When budgets are tight and resources are limited, the fear of hiring the wrong person begins to outweigh the pain of the open role. And so teams begin to invent more and more hoops for candidates including wanting more proof of experience rather than more proof of skill acquisition.
This creates a market tension in which ML engineers have their pick of jobs but other roles might be struggling to find steady employment. But just saying you know machine learning (which you really might!) isn’t always enough for an employer to make the hire. The second job is always 100x easier than the first in a career transition.
These supply and demand differences also create wage compression in which a candidates sees “market compensation” as their last salary and an employer thinks they have equivalent options at lower salaries. Their views of the value being created by a role shift and it takes time to find the new equilibrium.
But what if AI could hold a solution to that tension? What if someone could learn in a way that was built for them and more easily replicate the real world experience that employers are focused on? What if we could more readily truly understand someone’s capabilities beyond a conversation packed with human bias and room for error?
But people can’t possibly handle change can they?
Are you less busy now than you were 10 years ago?
But don’t you use more technology?
Technology changes, advancements and incorporation into our work are not new.
Changes to skills, duties and the kinds of jobs we have are not new. By 1980, the majority of jobs were ones that didn't exist in 1940.
Fear isn’t new either.
Consider that theater owners were once quite upset about bicycles:
The word "Luddite" comes from British textile workers in the 1800s who worried new machines would take their jobs. And they did. But it also created new jobs. And the new jobs were year round instead of seasonal.
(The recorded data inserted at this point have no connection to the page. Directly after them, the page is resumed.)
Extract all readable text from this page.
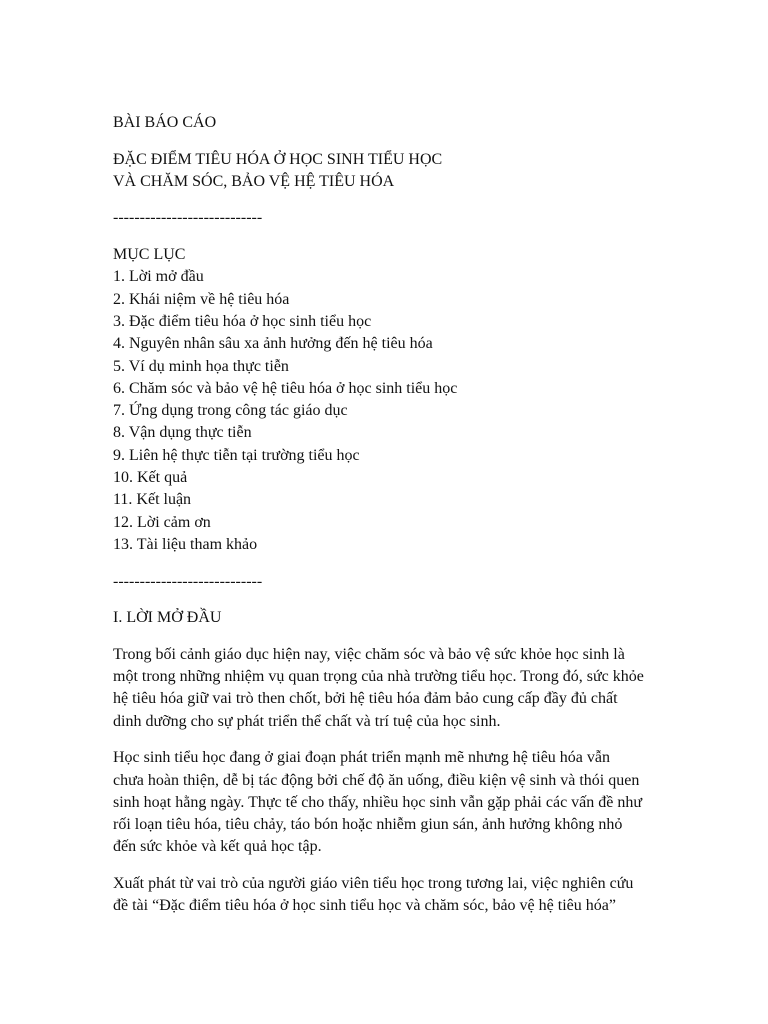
BÀI BÁO CÁO
ĐẶC ĐIỂM TIÊU HÓA Ở HỌC SINH TIỂU HỌC
VÀ CHĂM SÓC, BẢO VỆ HỆ TIÊU HÓA
----------------------------
MỤC LỤC
1. Lời mở đầu
2. Khái niệm về hệ tiêu hóa
3. Đặc điểm tiêu hóa ở học sinh tiểu học
4. Nguyên nhân sâu xa ảnh hưởng đến hệ tiêu hóa
5. Ví dụ minh họa thực tiễn
6. Chăm sóc và bảo vệ hệ tiêu hóa ở học sinh tiểu học
7. Ứng dụng trong công tác giáo dục
8. Vận dụng thực tiễn
9. Liên hệ thực tiễn tại trường tiểu học
10. Kết quả
11. Kết luận
12. Lời cảm ơn
13. Tài liệu tham khảo
----------------------------
I. LỜI MỞ ĐẦU
Trong bối cảnh giáo dục hiện nay, việc chăm sóc và bảo vệ sức khỏe học sinh là
một trong những nhiệm vụ quan trọng của nhà trường tiểu học. Trong đó, sức khỏe
hệ tiêu hóa giữ vai trò then chốt, bởi hệ tiêu hóa đảm bảo cung cấp đầy đủ chất
dinh dưỡng cho sự phát triển thể chất và trí tuệ của học sinh.
Học sinh tiểu học đang ở giai đoạn phát triển mạnh mẽ nhưng hệ tiêu hóa vẫn
chưa hoàn thiện, dễ bị tác động bởi chế độ ăn uống, điều kiện vệ sinh và thói quen
sinh hoạt hằng ngày. Thực tế cho thấy, nhiều học sinh vẫn gặp phải các vấn đề như
rối loạn tiêu hóa, tiêu chảy, táo bón hoặc nhiễm giun sán, ảnh hưởng không nhỏ
đến sức khỏe và kết quả học tập.
Xuất phát từ vai trò của người giáo viên tiểu học trong tương lai, việc nghiên cứu
đề tài “Đặc điểm tiêu hóa ở học sinh tiểu học và chăm sóc, bảo vệ hệ tiêu hóa”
Those new job workers banded together and early versions of unions came together ultimately ushering in (hard fought) better working conditions and improved economic productivity.
We’re already making adjustments within the system. Enrollment in schools for the skilled trades are at their highest peak since 2018. Why? Demand and job prospects.
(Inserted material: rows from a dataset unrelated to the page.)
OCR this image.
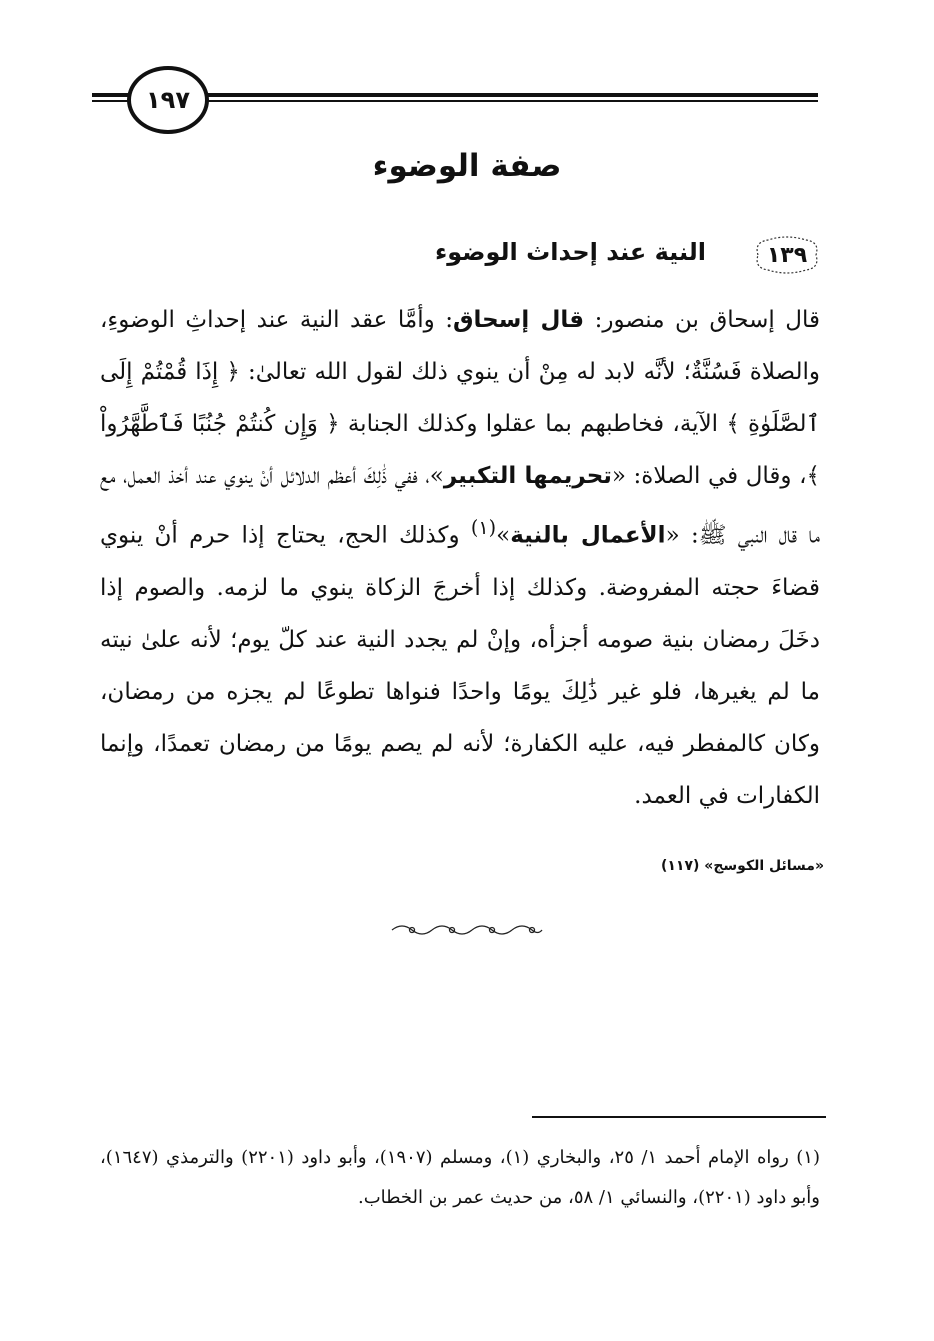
١٩٧
صفة الوضوء
١٣٩
النية عند إحداث الوضوء
قال إسحاق بن منصور: قال إسحاق: وأمَّا عقد النية عند إحداثِ الوضوءِ، والصلاة فَسُنَّةٌ؛ لأنَّه لابد له مِنْ أن ينوي ذلك لقول الله تعالىٰ: ﴿ إِذَا قُمْتُمْ إِلَى ٱلصَّلَوٰةِ ﴾ الآية، فخاطبهم بما عقلوا وكذلك الجنابة ﴿ وَإِن كُنتُمْ جُنُبًا فَٱطَّهَّرُواْ ﴾، وقال في الصلاة: «تحريمها التكبير»، ففي ذَٰلِكَ أعظم الدلائل أنْ ينوي عند أخذ العمل، مع ما قال النبي ﷺ: «الأعمال بالنية»$^{(١)}$ وكذلك الحج، يحتاج إذا حرم أنْ ينوي قضاءَ حجته المفروضة. وكذلك إذا أخرجَ الزكاة ينوي ما لزمه. والصوم إذا دخَلَ رمضان بنية صومه أجزأه، وإنْ لم يجدد النية عند كلّ يوم؛ لأنه علىٰ نيته ما لم يغيرها، فلو غير ذَٰلِكَ يومًا واحدًا فنواها تطوعًا لم يجزه من رمضان، وكان كالمفطر فيه، عليه الكفارة؛ لأنه لم يصم يومًا من رمضان تعمدًا، وإنما الكفارات في العمد.
«مسائل الكوسج» (١١٧)
(١) رواه الإمام أحمد ١/ ٢٥، والبخاري (١)، ومسلم (١٩٠٧)، وأبو داود (٢٢٠١) والترمذي (١٦٤٧)، وأبو داود (٢٢٠١)، والنسائي ١/ ٥٨، من حديث عمر بن الخطاب.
75% of knowledge workers are already using AI at work.
We’re acting as though this is a far off dystopia when the reality is that it’s already in motion and we’re already making adjustments.
Yeah, but change hurts.
Am I saying an efficient AI enabled/run startup couldn’t or won’t displace a “safe” Fortune 100?
No. That could certainly happen. There is a destructive quality to any evolution. Jobs will be lost. And job loss sucks. Job has health implications. Job loss has mental health implications.
But we also can’t avoid it by pretending this isn’t happening. We have agency to take action now. We have time to rethink reskilling now. We can face our own demons around change starting now.
Because the choice was never between the good ole days of back-then and the horrors of what’s next.
Thanks to slowing population growth and productivity, without AI we could have easily found ourselves with an overburdened working population, an underserved elderly population and a real tumble in overall economic growth. All converging at the same time. That doesn’t sound idyllic to me.
All this to say, what if it could have been worse without AI?